Christina Aschan-Leygonie, Claire Cunty, Paule-Annick Davoine, Les systèmes d'information géographique. Principes, concepts et méthodes, Cursus Géographie, Armand Colin, 2019 (site de l'éditeur).

Cet ouvrage apporte aux étudiants les notions clés et méthodes indispensables à la maîtrise des systèmes d’information géographique (SIG). Il présente les fondamentaux de l’information géographique, les traitements et les analyses qui sont au coeur des projets SIG. Il montre comment les SIG peuvent répondre à des problématiques spatiales portant aussi bien sur des phénomènes géographiques discrets ou continus que sociaux ou environnementaux.

Un véritable outil pédagogique, illustré par de multiples exemples, une centaine de figures, des focus thématiques, des conseils, des définitions et des questions de révision.


Les auteures

Christina Aschan-Leygonie est maître de conférences à l'Université Lumère Lyon 2, chercheure à UMR 5600 Environnement Ville et Société.

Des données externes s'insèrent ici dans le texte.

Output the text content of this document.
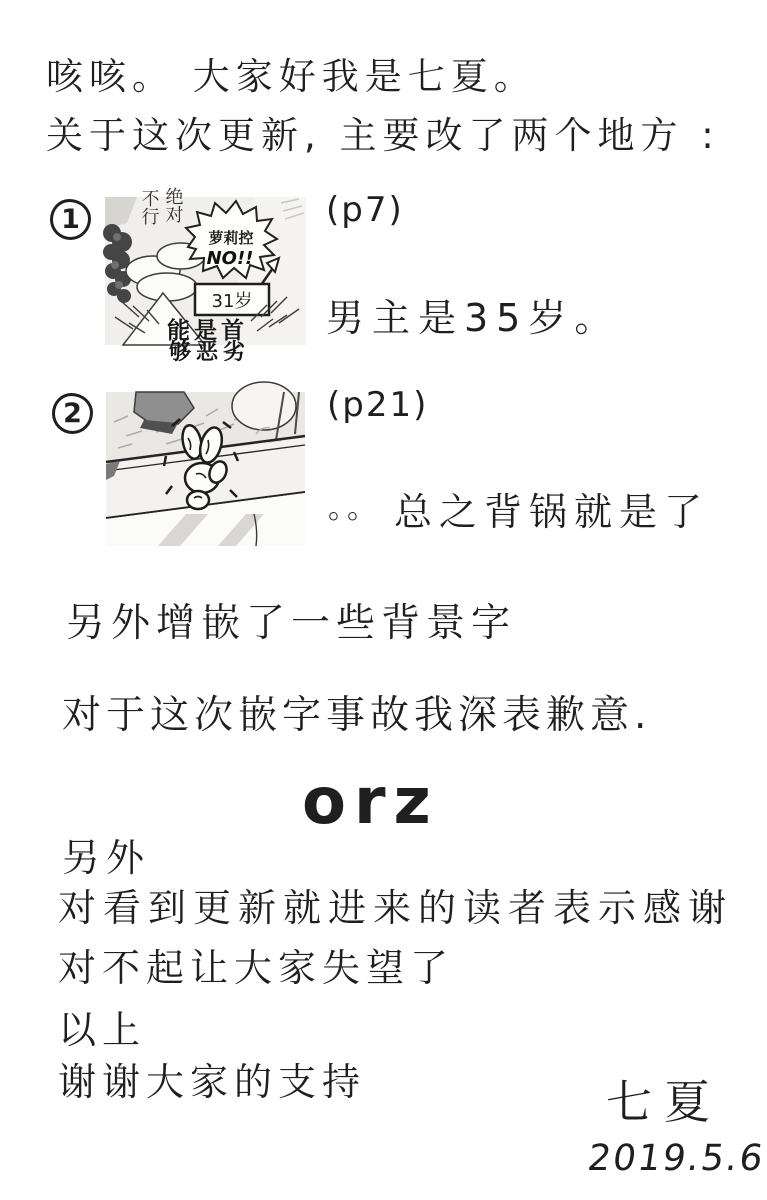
咳咳。 大家好我是七夏。
关于这次更新, 主要改了两个地方 :
1	不行 绝对
萝莉控
NO!!
31岁
能是首
够恶劣
(p7)
男主是35岁。
2	(p21)
。。 总之背锅就是了
另外增嵌了一些背景字
对于这次嵌字事故我深表歉意.
orz
另外
对看到更新就进来的读者表示感谢
对不起让大家失望了
以上
谢谢大家的支持	七夏
2019.5.6
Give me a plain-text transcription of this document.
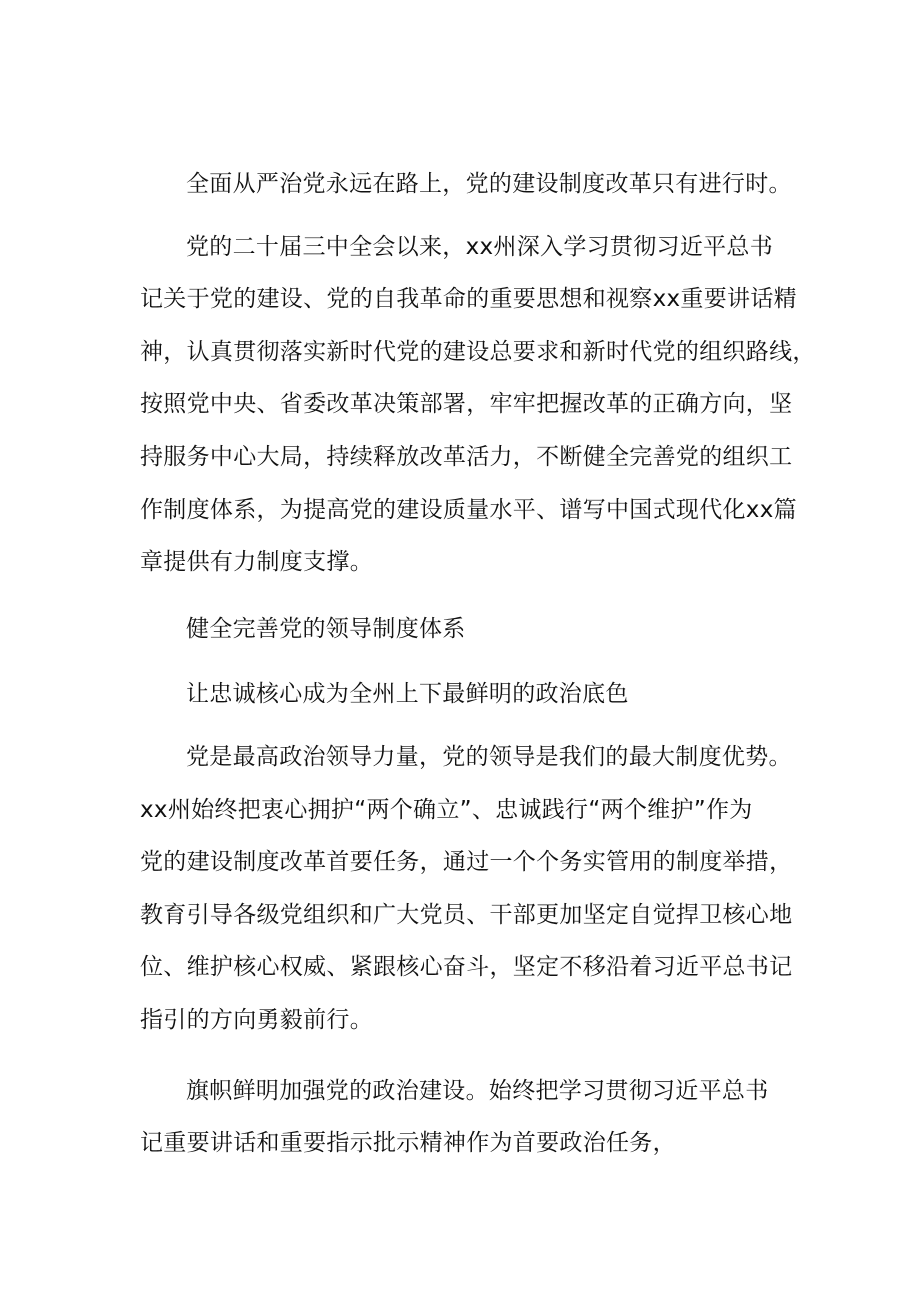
全面从严治党永远在路上，党的建设制度改革只有进行时。

党的二十届三中全会以来，xx州深入学习贯彻习近平总书
记关于党的建设、党的自我革命的重要思想和视察xx重要讲话精
神，认真贯彻落实新时代党的建设总要求和新时代党的组织路线，
按照党中央、省委改革决策部署，牢牢把握改革的正确方向，坚
持服务中心大局，持续释放改革活力，不断健全完善党的组织工
作制度体系，为提高党的建设质量水平、谱写中国式现代化xx篇
章提供有力制度支撑。

健全完善党的领导制度体系

让忠诚核心成为全州上下最鲜明的政治底色

党是最高政治领导力量，党的领导是我们的最大制度优势。
xx州始终把衷心拥护“两个确立”、忠诚践行“两个维护”作为
党的建设制度改革首要任务，通过一个个务实管用的制度举措，
教育引导各级党组织和广大党员、干部更加坚定自觉捍卫核心地
位、维护核心权威、紧跟核心奋斗，坚定不移沿着习近平总书记
指引的方向勇毅前行。

旗帜鲜明加强党的政治建设。始终把学习贯彻习近平总书
记重要讲话和重要指示批示精神作为首要政治任务，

Claire Cunty est maître de conférences à l'Université Lumère Lyon 2, chercheure à UMR 5600 Environnement Ville et Société.

Paule-Annick Davoine est professeure ds Universités à l'Institut d'Urbanisme et de Géographie Alpine, Université Grenoble-Alpes, chercheure à l'UMR PACTE et membre associée du LIG, équipe Steamer.

Table des matières

- De la "réalité" du terrain à l'information géographique dans les SIG 
- Fondamentaux de l'information géographique 
- Intégration de données géographiques dans les SIG 
- Visualisation, interrogation et enrichissement de l'information géographique 
- Traitements spatiaux de l'information géographique 
- Aperçu de l'analyse spatiale avec les SIG

Un manuel clair et pédagogique

Dès l'introduction, les auteures soulignent l'importance de l'information géographique qui est au coeur de la géographie, de l'aménagement, l'environnement, l'urbanisme et s'étend à de nombreux domaines ou activités économiques. La maîtrise et la connaissance des SIG ne doivent pas être subordonnées à l'apprentissage d'un logiciel. Un SIG est d'abord un système structuré d'informations avec des données qui ont été au préalable acquises et stockées avant d'être interrogées, traitées, analysées et visualisées. 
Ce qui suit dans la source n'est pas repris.